Небольшое общество, собравшееся в старомодной, высокой, с старой мебелью, гостиной перед обедом, было похоже на собравшийся, торжественный совет судилища. Все молчали и ежели говорили, то говорили тихо. Князь Николай Андреич вышел серьезен и молчалив. Княжна Марья еще более казалась тихою и робкою, чем обыкновенно. Гости неохотно обращались к ней, потому что видели, что ей было не до их разговоров. Граф Ростопчин один держал нить разговора, рассказывая о последних то городских, то политических новостях.
Лопухин и старый генерал изредка принимали участие в разговоре. Князь Николай Андреич слушал, как верховный судья слушает доклад, который делают ему, только изредка молчанием или коротким словцом заявляя, что он принимает к сведению то, что ему докладывают. Тон разговора был такой, что понятно было, никто не одобрял того, что делалось в политическом мире. Рассказывали о событиях, очевидно подтверждающих то, что всё шло хуже и хуже; но во всяком рассказе и суждении было поразительно то, как рассказчик останавливался или бывал останавливаем всякий раз на той границе, где суждение могло относиться к лицу государя императора.
За обедом разговор зашел о последней политической новости, о захвате Наполеоном владений герцога Ольденбургского и о русской враждебной Наполеону ноте, посланной ко всем европейским дворам.
– Бонапарт поступает с Европой как пират на завоеванном корабле, – сказал граф Ростопчин, повторяя уже несколько раз говоренную им фразу. – Удивляешься только долготерпению или ослеплению государей.
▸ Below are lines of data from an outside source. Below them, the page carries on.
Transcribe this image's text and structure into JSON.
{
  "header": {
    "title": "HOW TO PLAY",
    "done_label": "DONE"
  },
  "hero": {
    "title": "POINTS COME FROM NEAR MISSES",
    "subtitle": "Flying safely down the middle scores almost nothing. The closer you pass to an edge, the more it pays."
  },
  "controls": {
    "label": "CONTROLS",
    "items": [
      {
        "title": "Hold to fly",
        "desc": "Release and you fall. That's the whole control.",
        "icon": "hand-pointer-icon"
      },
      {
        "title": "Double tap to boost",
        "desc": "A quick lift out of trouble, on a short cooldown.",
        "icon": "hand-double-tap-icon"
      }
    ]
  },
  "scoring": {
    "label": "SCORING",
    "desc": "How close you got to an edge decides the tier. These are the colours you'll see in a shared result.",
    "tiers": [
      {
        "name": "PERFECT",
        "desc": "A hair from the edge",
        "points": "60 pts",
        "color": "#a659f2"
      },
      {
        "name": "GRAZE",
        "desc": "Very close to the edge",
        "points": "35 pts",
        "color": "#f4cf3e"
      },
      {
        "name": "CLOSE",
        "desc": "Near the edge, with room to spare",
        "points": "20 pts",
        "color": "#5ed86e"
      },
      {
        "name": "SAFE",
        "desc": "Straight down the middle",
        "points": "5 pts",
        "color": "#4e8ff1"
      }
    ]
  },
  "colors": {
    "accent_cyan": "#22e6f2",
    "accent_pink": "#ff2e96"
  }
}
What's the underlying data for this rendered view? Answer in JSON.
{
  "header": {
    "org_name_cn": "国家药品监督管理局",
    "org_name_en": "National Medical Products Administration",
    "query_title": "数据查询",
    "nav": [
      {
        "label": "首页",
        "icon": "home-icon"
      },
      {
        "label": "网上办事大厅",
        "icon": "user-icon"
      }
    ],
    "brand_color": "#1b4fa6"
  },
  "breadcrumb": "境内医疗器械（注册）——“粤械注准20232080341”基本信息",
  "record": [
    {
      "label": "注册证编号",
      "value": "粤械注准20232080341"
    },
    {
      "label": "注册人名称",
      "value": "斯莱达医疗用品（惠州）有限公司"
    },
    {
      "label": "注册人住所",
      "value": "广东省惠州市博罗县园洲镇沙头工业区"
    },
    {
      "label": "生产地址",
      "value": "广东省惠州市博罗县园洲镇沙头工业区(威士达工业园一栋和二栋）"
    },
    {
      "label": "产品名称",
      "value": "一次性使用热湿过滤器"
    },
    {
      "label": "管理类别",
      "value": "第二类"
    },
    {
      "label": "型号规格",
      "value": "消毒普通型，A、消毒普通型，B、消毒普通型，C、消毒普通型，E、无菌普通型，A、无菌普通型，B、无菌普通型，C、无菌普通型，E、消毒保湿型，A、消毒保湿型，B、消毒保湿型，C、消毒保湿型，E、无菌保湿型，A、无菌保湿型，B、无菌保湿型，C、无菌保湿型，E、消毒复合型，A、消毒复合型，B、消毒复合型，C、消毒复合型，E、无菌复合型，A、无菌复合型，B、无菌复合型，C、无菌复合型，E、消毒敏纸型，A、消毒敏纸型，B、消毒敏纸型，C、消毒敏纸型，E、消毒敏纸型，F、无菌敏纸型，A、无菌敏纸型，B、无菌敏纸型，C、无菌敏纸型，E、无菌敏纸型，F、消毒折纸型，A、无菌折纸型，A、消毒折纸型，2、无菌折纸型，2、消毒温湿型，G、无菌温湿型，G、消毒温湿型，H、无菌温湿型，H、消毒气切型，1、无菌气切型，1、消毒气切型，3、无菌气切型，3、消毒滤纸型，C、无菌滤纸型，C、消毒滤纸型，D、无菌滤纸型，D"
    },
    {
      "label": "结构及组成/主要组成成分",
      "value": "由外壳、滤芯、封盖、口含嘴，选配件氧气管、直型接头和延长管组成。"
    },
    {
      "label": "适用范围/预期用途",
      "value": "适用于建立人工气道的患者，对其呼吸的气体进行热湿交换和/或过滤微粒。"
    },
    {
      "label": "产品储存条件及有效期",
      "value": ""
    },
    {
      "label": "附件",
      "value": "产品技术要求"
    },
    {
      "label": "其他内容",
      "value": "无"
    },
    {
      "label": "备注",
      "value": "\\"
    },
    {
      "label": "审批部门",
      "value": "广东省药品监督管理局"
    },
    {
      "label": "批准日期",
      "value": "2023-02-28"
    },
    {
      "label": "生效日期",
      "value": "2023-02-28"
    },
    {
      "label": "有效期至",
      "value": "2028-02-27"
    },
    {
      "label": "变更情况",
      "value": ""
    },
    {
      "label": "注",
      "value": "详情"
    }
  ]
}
Теперь дело доходит до папы, и Бонапарт уже не стесняясь хочет низвергнуть главу католической религии, и все молчат! Один наш государь протестовал против захвата владений герцога Ольденбургского. И то… – Граф Ростопчин замолчал, чувствуя, что он стоял на том рубеже, где уже нельзя осуждать.
– Предложили другие владения заместо Ольденбургского герцогства, – сказал князь Николай Андреич. – Точно я мужиков из Лысых Гор переселял в Богучарово и в рязанские, так и он герцогов.
– Le duc d'Oldenbourg supporte son malheur avec une force de caractere et une resignation admirable, [Герцог Ольденбургский переносит свое несчастие с замечательной силой воли и покорностью судьбе,] – сказал Борис, почтительно вступая в разговор. Он сказал это потому, что проездом из Петербурга имел честь представляться герцогу. Князь Николай Андреич посмотрел на молодого человека так, как будто он хотел бы ему сказать кое что на это, но раздумал, считая его слишком для того молодым.
– Я читал наш протест об Ольденбургском деле и удивлялся плохой редакции этой ноты, – сказал граф Ростопчин, небрежным тоном человека, судящего о деле ему хорошо знакомом.
Пьер с наивным удивлением посмотрел на Ростопчина, не понимая, почему его беспокоила плохая редакция ноты.
– Разве не всё равно, как написана нота, граф? – сказал он, – ежели содержание ее сильно.
– Mon cher, avec nos 500 mille hommes de troupes, il serait facile d'avoir un beau style, [Мой милый, с нашими 500 ми тысячами войска легко, кажется, выражаться хорошим слогом,] – сказал граф Ростопчин. Пьер понял, почему графа Ростопчина беспокоила pедакция ноты.
– Кажется, писак довольно развелось, – сказал старый князь: – там в Петербурге всё пишут, не только ноты, – новые законы всё пишут. Мой Андрюша там для России целый волюм законов написал. Нынче всё пишут! – И он неестественно засмеялся.
Разговор замолк на минуту; старый генерал прокашливаньем обратил на себя внимание.
– Изволили слышать о последнем событии на смотру в Петербурге? как себя новый французский посланник показал!
– Что? Да, я слышал что то; он что то неловко сказал при Его Величестве.
– Его Величество обратил его внимание на гренадерскую дивизию и церемониальный марш, – продолжал генерал, – и будто посланник никакого внимания не обратил и будто позволил себе сказать, что мы у себя во Франции на такие пустяки не обращаем внимания. Государь ничего не изволил сказать. На следующем смотру, говорят, государь ни разу не изволил обратиться к нему.
Все замолчали: на этот факт, относившийся лично до государя, нельзя было заявлять никакого суждения.